Administration of Hadoop Cluster Training

The training sessions are usually held in German. Please contact us if you are interested in training sessions in English.

Setting up and operating Apache Hadoop Clusters is a complex process. This training course teaches this knowledge in a very practical way.

Hadoop Training at inovex

Target audience: Linux administrators, software developers (with basic Linux Skills)
Length: 3 days 
Dates: Available upon request
Times: 9 am – 5 pm 
Number of participants: min. 3, max. 12 
Price: 1,800 euros plus VAT

Over the past few years, Hadoop has become the standard for big data systems. Setting up and operating Hadoop clusters is, however, a fundamentally more complex task than, for example, setting up and operating web server farms or even traditional database clusters. The high level of integration of the Hadoop nodes and the “eventual consistency” paradigm require in-depth knowledge of the architecture and the essential processes involved in Hadoop clusters in order to ensure highly available, high-performance, secure operation. 
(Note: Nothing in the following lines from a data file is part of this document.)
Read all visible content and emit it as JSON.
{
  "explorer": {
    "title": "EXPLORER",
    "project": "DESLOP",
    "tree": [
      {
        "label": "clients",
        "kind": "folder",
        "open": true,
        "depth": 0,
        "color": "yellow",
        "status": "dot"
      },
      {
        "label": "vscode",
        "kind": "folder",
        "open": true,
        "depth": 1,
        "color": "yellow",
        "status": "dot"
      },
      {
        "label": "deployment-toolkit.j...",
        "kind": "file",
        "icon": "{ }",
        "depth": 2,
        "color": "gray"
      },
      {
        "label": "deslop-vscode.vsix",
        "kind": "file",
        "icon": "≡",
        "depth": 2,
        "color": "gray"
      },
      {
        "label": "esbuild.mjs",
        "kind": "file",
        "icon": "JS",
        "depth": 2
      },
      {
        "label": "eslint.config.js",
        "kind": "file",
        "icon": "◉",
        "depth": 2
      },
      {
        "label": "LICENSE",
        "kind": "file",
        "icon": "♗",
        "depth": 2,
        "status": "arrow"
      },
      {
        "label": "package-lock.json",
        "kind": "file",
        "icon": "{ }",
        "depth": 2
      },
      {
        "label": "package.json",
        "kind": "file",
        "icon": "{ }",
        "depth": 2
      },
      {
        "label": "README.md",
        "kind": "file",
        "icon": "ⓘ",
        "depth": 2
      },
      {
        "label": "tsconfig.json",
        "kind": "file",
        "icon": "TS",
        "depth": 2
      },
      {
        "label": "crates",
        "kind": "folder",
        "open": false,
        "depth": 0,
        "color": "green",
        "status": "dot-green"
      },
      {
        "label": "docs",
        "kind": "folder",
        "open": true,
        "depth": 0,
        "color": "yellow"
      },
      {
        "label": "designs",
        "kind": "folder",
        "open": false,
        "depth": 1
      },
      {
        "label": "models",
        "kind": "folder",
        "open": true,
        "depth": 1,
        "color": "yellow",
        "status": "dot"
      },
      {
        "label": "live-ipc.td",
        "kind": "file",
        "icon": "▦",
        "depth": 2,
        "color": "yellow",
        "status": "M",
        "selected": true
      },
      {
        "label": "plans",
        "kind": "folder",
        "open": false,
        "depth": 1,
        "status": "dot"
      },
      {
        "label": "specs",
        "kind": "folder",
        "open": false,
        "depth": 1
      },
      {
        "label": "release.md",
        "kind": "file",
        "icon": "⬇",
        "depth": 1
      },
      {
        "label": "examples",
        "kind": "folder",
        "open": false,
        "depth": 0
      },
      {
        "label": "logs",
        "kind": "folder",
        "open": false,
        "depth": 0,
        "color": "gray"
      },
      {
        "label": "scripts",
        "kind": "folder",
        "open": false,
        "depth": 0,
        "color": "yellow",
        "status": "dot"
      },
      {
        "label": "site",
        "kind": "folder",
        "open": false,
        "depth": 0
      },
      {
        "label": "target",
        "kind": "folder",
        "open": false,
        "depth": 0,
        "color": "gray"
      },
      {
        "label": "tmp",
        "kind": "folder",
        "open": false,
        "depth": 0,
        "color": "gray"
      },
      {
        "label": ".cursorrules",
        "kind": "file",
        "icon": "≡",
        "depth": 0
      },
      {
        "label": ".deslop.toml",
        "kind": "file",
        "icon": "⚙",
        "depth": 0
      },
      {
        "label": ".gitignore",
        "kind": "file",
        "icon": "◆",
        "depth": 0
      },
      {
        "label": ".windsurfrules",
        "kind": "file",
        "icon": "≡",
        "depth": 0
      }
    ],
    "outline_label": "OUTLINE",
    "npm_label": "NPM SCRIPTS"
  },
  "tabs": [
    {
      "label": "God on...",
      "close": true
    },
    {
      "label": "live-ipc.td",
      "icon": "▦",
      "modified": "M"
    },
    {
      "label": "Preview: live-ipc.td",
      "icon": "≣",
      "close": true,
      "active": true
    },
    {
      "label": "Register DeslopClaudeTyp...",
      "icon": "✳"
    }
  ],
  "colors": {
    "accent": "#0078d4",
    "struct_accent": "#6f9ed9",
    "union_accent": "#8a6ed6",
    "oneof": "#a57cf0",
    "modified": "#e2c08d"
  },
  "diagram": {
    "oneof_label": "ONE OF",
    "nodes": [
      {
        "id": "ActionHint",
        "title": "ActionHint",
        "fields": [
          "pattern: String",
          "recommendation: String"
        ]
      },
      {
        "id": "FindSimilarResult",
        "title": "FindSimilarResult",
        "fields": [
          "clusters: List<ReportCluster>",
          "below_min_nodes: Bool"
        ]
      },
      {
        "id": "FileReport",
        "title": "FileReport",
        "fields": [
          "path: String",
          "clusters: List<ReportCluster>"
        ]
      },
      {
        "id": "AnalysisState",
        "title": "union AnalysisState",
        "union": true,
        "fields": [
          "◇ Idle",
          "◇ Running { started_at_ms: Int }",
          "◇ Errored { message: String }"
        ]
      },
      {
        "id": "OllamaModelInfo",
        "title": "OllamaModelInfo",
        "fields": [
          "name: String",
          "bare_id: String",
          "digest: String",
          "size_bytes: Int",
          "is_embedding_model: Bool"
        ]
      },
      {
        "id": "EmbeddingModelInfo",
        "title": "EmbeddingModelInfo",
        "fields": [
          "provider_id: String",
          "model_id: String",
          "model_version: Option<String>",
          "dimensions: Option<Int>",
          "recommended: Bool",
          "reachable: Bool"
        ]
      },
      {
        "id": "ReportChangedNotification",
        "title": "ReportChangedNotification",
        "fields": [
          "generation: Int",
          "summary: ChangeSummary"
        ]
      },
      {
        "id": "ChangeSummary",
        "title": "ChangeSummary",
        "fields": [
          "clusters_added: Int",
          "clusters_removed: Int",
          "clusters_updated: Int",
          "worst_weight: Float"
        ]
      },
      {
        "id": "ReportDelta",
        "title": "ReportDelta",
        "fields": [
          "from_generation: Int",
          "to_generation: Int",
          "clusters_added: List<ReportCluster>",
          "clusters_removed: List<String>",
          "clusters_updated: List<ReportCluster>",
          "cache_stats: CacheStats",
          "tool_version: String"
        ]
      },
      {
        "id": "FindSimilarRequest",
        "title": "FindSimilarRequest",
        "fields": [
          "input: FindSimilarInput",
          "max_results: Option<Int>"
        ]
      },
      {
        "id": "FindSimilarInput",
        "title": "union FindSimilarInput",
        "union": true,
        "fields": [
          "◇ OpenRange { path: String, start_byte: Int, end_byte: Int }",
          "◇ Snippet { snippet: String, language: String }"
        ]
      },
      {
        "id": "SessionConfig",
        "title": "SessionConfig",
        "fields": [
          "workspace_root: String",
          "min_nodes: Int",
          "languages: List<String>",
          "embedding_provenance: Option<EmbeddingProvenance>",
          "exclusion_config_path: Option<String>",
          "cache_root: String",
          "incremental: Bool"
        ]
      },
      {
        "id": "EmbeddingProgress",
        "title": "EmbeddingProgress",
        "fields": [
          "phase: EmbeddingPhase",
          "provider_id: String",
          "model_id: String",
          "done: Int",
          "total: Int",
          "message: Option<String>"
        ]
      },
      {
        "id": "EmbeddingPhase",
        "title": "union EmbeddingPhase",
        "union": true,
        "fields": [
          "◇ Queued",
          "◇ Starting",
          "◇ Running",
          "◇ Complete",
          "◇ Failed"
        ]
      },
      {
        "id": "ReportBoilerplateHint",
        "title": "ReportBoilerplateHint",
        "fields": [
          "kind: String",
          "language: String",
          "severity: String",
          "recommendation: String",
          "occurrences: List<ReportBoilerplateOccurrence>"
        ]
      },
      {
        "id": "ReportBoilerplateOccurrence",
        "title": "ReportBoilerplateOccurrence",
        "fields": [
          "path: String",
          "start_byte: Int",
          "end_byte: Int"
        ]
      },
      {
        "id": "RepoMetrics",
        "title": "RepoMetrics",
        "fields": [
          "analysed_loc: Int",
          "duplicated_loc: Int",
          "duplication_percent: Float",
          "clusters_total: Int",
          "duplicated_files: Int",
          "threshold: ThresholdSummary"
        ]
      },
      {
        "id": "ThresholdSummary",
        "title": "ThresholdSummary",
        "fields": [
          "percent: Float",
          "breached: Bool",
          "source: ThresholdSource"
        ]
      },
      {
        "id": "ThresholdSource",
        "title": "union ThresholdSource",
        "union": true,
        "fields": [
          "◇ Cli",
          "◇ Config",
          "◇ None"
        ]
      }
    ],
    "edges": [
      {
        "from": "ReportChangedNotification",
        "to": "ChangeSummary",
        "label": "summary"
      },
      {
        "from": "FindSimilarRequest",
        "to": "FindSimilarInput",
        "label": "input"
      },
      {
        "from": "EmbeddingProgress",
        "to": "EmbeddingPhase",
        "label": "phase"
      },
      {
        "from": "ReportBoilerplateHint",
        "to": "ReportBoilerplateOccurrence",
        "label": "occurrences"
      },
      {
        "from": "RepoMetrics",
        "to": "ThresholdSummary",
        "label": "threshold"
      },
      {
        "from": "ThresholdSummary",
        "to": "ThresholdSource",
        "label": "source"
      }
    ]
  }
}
This training covers this content in a very practical way. During the course, the participants set up their own Hadoop cluster on which they then practice typical scenarios, such as integrating third-party systems, creating a backup, or handling a malfunctioning node. 

 

Agenda: 

  • Hadoop basics, infrastructure and architecture
  • Setup and configuration of a Hadoop cluster
  • Hadoop security basics
  • High availability for Hadoop clusters
  • Backup and recovery strategies for Hadoop clusters
  • Introduction to the ecosystem and integration of frequently used components
  • Monitoring and ongoing optimisation of a Hadoop cluster
  • Hadoop logfile analysis

 

Note:

  • The course fees include training materials, lunches, drinks and snacks.
  • Participants must bring their own laptops to the training sessions.

 

Instructor:

Hans-Peter Zorn is a big data scientist at inovex. He specialises in big data architectures, Hadoop security, machine learning and data-driven products. Previously, he worked at the UKP Lab at the Technical University of Darmstadt, where he used Hadoop to analyse large text volumes.